Thanks to Wendy for checking and giving comments as well! Again, I'd like to thank Wendy, for creating that wonderful header!!

my beloved life

Friday, November 12, 2010

Oh, blog, how long has it been. No one is here anymore. 11/11 today.. Haha I remember a friend of mine during high school who loves the number 11. Everyday (even night she says) at 11:11, she will make a wish. I wonder where she is now.. Thinking back at that brought back memories of the past, nostalgic and emo feelings comes lingering around me. Maybe it's because I had a really bad day at work, coupled by an empty house, creates a rather sad sight.

Only now, I realise how isolated I have become. How isolated I have chose to make myself. To put the real me into a case and hide it all from the world and put a happy face up front, is really tiring. Just awhile ago, everyone was talking about meeting up with this person from high school, that person from high school.
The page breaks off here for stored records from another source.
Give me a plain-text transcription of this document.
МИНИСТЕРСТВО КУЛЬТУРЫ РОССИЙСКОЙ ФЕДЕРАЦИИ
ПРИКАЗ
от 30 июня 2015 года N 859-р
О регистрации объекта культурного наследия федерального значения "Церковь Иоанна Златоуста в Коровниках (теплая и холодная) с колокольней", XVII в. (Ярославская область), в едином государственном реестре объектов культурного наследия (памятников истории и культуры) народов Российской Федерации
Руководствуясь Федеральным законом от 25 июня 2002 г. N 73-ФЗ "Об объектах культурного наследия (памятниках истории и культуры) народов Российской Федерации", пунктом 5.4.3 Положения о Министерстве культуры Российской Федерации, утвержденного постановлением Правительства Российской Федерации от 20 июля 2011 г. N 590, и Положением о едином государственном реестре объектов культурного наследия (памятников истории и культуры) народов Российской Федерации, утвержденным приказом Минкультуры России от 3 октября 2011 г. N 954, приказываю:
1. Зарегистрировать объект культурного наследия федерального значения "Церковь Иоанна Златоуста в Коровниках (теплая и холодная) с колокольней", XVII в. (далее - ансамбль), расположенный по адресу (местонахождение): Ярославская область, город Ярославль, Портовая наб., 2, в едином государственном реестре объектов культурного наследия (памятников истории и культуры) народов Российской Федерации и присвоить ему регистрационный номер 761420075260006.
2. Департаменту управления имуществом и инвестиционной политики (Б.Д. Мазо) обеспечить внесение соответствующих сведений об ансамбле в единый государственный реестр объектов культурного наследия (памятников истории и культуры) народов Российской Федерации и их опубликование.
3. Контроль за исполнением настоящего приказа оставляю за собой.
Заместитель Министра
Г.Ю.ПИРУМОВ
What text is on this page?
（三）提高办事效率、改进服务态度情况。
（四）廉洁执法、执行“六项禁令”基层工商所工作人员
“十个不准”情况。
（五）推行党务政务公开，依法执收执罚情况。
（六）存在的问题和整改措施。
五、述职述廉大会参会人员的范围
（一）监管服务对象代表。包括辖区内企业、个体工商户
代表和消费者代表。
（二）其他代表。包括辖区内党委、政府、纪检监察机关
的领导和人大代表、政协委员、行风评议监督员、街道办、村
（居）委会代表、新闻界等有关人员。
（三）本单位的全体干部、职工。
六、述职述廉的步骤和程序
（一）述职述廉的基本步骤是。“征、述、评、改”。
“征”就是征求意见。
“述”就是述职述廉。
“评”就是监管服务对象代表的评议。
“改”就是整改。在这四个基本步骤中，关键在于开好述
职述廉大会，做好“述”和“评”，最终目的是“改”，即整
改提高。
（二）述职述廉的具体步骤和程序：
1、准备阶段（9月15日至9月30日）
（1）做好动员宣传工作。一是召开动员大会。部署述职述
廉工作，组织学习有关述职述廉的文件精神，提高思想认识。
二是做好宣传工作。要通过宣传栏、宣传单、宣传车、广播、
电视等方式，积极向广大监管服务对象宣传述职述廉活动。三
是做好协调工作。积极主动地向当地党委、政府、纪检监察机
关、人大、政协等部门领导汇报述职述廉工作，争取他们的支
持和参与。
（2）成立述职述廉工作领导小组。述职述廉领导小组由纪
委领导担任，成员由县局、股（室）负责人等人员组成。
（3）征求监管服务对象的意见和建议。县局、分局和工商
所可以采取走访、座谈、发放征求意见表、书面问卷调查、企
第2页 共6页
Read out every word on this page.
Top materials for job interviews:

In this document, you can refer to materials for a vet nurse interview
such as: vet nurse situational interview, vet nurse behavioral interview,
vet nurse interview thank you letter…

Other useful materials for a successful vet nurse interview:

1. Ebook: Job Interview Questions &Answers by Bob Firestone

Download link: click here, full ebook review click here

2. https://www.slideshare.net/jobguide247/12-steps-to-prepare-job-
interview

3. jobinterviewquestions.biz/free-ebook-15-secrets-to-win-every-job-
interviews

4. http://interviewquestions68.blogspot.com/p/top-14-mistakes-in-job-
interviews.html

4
And I realise, I had pushed all my friends from high school away, til I have none left. Well, of course, there is dom, pok and adam. But ya, you get what I mean. Jonathan, Joan, Ying Roe, Peng Tat, Jun Mun, Chin Ming... the list goes on. Where are they now? I don't know. What are they doing now? I dont know? Everything seems to end with "I dont know." nowadays.

Maybe its really just the bad day at work that caused me to be a little upset tonight. Maybe its just an accumulation of feelings that I have been going through lately. Or maybe it is just an accumulation of everything this year. The problem is, hiding myself away, means I have no one to turn to when there is a desperate need to cry out to. I admit, I am an emotional person. But who can I be emotional to? No one, but myself.. Guess that's just how its going to be now.